Os sobreviventes de AVC que se sentem desconfortáveis em partilhar os seus pensamentos e sentimentos sobre a sua doença e o futuro apresentam uma recuperação física e cognitiva mais lenta após o AVC, mostra um estudo apresentado na Conferência Internacional de AVC de 2026 da American Stroke Association.
“Ao lidar com o stress e o trauma intenso, muitas pessoas beneficiam de um ambiente social acolhedor onde podem conversar sobre o que estão a viver”, explica a autora principal do estudo, E. Alison Holman, professora de enfermagem na Escola de Enfermagem Sue & Bill Gross da Universidade da Califórnia, nos EUA.
“No entanto, quando os sobreviventes de AVC se sentem desconfortáveis em partilhar os seus pensamentos/sentimentos porque acreditam que falar sobre o assunto deixará os outros desconfortáveis, ou que os outros não vão querer ouvir as suas preocupações, estas restrições à partilha podem ser prejudiciais para a sua saúde.”
Os investigadores quiseram perceber se as restrições sociais à partilha de sentimentos e emoções previam a solidão e a incapacidade funcional e cognitiva um ano após um AVC.
A análise incluiu mais de 700 participantes do estudo STRONG, realizado em 28 locais nos EUA, que já tinha revelado que a recuperação um ano após um AVC é pior se na vida da pessoa antes do AVC tiver havido um nível mais elevado de stress e trauma, se apresentou sintomas de stress pós-traumático enquanto ainda estava hospitalizada após o AVC ou se possuía determinadas variações genéticas.

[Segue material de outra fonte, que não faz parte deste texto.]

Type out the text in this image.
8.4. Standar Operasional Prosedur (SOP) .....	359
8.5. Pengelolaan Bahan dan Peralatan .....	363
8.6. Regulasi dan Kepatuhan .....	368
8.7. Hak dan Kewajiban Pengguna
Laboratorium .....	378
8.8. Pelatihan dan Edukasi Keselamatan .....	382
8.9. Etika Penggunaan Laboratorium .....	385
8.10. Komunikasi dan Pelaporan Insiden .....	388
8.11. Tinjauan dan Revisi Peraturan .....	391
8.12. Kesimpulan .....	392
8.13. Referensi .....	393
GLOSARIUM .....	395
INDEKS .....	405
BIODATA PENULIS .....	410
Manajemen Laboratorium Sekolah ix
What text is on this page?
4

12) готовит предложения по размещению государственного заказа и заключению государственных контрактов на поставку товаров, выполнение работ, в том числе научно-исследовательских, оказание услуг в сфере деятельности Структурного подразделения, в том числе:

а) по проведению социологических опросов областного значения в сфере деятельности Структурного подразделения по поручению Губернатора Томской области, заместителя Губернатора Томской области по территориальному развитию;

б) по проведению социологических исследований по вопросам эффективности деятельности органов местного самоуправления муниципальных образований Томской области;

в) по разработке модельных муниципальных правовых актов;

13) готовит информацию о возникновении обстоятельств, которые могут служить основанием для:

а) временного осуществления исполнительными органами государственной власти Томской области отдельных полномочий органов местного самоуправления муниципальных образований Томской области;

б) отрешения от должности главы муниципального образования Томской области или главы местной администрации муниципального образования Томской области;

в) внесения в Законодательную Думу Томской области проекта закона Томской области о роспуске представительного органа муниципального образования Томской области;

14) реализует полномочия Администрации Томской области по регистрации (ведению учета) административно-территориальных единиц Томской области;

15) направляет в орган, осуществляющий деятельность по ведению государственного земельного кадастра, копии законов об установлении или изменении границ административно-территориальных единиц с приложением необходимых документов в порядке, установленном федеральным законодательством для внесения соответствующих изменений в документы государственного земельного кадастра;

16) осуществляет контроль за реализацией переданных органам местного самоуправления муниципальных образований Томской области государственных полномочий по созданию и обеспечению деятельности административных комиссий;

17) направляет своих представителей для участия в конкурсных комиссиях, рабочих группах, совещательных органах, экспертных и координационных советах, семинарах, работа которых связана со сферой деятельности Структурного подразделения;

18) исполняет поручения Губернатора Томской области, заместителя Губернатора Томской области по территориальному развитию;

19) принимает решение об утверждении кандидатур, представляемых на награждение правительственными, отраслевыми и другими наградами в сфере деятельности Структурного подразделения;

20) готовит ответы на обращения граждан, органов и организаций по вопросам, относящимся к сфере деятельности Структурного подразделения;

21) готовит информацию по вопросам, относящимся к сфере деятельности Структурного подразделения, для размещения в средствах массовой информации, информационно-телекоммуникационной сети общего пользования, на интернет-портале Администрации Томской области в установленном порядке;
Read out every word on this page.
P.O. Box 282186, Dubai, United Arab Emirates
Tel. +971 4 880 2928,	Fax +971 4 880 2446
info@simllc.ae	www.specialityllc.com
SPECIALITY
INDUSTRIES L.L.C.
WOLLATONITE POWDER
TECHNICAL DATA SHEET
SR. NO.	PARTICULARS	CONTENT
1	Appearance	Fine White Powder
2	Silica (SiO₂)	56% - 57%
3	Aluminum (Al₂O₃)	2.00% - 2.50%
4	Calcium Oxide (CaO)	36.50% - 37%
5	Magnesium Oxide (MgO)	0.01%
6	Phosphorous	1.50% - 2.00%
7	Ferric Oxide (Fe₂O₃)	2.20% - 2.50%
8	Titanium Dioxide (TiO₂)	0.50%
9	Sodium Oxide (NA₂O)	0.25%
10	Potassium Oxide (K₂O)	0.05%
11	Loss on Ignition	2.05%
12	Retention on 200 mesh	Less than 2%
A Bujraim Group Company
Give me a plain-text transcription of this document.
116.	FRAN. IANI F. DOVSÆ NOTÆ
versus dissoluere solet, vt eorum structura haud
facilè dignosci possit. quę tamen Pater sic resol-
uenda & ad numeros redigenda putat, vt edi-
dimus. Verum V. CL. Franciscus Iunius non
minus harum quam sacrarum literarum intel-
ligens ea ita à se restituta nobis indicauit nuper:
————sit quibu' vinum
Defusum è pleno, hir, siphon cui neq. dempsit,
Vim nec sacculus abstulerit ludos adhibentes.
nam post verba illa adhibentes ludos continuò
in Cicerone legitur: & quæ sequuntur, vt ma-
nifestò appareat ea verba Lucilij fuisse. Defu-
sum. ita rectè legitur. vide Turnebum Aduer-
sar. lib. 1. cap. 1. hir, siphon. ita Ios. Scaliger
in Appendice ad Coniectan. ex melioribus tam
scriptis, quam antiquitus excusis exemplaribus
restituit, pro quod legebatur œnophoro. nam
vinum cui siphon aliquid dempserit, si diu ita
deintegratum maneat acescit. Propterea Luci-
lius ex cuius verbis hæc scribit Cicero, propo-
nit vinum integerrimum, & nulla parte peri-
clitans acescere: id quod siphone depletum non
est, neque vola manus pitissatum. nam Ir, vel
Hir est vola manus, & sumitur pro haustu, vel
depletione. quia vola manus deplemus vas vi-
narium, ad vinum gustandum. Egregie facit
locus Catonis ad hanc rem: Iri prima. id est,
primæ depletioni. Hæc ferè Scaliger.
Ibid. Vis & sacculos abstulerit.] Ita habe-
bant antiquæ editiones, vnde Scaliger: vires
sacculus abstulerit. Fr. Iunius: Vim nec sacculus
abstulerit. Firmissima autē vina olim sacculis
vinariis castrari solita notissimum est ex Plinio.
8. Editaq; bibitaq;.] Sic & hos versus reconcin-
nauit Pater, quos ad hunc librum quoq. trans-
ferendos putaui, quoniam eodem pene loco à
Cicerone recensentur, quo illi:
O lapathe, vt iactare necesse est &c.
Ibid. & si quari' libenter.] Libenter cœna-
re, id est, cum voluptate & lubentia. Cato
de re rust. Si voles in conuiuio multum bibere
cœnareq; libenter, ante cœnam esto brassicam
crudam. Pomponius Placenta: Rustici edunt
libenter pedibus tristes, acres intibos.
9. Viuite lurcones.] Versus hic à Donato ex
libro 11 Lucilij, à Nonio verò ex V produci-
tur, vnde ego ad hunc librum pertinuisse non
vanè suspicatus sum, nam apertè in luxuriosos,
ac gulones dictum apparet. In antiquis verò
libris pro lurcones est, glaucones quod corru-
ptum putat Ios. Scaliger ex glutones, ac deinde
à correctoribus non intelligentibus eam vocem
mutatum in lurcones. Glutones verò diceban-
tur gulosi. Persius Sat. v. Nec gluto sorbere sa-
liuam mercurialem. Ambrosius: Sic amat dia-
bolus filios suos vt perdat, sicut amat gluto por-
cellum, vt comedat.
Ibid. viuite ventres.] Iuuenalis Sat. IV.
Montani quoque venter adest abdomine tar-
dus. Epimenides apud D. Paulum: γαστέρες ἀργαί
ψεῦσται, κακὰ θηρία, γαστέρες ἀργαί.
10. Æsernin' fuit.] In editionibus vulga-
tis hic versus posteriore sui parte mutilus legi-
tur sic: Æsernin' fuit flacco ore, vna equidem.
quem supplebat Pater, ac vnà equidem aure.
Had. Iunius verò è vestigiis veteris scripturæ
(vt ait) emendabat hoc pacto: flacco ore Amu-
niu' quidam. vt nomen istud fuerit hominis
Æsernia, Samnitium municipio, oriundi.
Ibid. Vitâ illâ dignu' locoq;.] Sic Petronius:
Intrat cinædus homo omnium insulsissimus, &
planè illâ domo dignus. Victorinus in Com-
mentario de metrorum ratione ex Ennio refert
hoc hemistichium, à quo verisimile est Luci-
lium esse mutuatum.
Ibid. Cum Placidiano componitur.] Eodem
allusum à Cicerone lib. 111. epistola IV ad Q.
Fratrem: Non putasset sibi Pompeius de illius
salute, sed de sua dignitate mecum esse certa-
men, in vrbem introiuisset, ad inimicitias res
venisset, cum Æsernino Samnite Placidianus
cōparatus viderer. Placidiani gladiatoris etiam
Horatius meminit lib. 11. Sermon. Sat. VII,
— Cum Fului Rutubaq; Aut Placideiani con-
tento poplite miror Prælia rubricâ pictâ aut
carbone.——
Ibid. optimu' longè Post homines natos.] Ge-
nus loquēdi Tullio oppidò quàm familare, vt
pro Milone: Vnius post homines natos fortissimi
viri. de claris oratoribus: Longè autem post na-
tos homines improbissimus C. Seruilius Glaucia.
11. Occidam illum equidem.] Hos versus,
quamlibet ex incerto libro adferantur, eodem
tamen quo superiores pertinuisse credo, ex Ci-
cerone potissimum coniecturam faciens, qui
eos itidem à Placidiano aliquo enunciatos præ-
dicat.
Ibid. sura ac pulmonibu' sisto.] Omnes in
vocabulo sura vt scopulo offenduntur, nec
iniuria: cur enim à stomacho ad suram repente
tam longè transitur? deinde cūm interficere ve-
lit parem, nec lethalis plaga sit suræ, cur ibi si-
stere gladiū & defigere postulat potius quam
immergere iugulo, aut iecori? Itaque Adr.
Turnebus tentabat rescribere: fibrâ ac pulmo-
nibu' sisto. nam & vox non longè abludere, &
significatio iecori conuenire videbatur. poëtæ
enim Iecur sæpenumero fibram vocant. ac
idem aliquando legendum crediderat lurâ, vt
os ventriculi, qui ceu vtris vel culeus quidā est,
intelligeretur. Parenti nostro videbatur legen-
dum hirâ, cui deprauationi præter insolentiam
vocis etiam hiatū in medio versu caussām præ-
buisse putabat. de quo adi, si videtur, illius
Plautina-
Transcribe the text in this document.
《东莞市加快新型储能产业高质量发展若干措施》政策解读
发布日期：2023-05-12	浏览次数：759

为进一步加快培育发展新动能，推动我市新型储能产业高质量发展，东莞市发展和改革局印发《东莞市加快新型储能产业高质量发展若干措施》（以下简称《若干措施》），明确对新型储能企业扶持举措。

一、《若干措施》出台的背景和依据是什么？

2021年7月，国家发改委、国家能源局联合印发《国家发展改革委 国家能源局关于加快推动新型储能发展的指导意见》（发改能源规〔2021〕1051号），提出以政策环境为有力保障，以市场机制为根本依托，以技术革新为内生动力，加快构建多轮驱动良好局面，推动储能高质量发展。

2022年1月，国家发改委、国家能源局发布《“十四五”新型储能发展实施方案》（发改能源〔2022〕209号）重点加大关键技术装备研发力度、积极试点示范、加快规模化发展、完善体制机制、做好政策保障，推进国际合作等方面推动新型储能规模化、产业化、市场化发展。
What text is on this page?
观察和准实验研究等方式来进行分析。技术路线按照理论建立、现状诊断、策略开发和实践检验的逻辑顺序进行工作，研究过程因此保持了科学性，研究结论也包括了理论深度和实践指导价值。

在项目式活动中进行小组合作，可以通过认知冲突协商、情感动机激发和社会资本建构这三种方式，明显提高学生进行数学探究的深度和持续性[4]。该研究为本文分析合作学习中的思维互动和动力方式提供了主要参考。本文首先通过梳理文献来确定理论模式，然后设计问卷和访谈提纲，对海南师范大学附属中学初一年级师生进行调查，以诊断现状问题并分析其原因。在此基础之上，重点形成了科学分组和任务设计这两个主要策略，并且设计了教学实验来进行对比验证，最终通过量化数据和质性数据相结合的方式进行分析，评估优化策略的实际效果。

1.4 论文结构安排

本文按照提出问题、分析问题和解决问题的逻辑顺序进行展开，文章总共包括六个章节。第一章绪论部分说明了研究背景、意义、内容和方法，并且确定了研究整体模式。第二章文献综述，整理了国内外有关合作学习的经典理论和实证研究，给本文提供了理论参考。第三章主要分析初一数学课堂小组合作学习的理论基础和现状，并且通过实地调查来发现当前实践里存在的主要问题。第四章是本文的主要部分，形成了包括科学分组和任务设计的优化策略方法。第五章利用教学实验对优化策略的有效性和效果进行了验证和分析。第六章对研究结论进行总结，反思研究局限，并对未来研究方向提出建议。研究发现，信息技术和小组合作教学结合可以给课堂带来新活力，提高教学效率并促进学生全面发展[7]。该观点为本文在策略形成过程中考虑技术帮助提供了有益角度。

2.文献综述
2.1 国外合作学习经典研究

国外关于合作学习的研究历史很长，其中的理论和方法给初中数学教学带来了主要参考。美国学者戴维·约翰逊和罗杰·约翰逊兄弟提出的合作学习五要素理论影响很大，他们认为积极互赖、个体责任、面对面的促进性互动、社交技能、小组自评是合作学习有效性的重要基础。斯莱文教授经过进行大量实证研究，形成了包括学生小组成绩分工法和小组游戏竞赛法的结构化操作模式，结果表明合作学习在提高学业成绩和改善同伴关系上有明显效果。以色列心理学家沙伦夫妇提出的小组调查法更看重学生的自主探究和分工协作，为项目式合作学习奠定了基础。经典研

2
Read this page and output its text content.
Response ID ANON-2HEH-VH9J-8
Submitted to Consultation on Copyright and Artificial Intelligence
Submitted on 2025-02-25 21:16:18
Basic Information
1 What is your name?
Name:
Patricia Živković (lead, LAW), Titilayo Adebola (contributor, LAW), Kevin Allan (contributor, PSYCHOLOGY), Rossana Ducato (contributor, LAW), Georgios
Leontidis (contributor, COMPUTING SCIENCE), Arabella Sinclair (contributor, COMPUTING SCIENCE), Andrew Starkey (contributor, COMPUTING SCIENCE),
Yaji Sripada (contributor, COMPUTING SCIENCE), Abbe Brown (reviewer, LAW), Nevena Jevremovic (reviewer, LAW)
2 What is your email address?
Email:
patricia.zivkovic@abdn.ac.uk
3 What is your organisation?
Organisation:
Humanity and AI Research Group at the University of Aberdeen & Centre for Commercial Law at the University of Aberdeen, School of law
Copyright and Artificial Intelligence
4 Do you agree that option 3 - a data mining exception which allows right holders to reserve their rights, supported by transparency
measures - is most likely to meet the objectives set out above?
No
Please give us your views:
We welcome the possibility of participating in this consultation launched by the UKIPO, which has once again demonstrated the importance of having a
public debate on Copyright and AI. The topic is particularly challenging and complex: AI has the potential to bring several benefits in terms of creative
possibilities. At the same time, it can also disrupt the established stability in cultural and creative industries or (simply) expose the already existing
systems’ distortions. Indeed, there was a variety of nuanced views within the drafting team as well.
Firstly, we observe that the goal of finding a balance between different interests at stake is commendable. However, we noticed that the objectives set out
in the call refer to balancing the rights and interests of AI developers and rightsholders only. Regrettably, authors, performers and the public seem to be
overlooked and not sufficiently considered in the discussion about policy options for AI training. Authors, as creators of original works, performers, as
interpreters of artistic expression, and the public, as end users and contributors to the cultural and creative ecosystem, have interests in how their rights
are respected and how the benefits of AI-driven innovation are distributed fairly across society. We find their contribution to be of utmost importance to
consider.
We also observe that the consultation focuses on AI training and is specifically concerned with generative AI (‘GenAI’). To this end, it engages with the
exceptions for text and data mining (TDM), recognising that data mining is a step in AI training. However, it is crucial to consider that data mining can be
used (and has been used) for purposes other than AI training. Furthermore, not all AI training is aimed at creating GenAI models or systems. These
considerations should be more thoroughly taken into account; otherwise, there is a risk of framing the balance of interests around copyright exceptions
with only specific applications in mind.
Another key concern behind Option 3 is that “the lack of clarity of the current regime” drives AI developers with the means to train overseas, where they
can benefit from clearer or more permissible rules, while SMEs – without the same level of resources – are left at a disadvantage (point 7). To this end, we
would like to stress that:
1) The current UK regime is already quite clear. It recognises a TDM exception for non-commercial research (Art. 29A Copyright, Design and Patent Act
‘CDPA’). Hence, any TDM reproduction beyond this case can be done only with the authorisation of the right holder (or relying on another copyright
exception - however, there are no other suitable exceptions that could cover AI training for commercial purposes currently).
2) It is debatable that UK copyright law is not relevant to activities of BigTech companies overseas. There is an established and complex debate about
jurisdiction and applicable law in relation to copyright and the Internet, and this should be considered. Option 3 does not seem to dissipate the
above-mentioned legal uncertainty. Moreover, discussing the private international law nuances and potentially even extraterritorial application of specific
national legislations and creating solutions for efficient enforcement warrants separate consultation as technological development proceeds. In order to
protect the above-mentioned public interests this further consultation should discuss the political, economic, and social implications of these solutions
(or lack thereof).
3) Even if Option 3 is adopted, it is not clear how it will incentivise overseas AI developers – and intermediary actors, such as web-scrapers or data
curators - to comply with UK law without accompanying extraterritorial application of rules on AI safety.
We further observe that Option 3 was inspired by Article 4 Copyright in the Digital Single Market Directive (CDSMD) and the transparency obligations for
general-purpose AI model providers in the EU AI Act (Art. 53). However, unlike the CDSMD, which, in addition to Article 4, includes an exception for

No estudo atual, os investigadores avaliaram a perceção dos participantes sobre as restrições sociais três meses após o AVC, após o período inicial de recuperação. Os sobreviventes de AVC identificaram uma pessoa de quem dependem regularmente, geralmente um familiar que atua como cuidador, e responderam a duas perguntas sobre as suas interações com essa pessoa:
- “Na última semana, com que frequência teve a sensação de que ele ou ela não queria ouvir sobre os seus sentimentos em relação ao AVC ou os seus receios sobre futuros problemas de saúde?”; e
- “Com que frequência sentiu que precisava de guardar para si os seus sentimentos sobre o AVC ou os seus medos sobre futuros problemas de saúde porque o(a) deixavam desconfortável ou perturbado(a)?”
A análise constatou que, um ano após o AVC, as pessoas que se sentiam menos capazes de partilhar abertamente os seus sentimentos aos 90 dias tinham maior probabilidade de enfrentar diversos desafios:
– Sentiam-se mais sós, relatando que se sentiam mais excluídas, isoladas ou sem companhia na última semana.
– Tinham mais dificuldade nas atividades diárias, como alimentar-se ou tomar banho (precisavam de mais ajuda no geral).
– Apresentavam maiores problemas com as capacidades cognitivas, incluindo a memória, a atenção e a linguagem.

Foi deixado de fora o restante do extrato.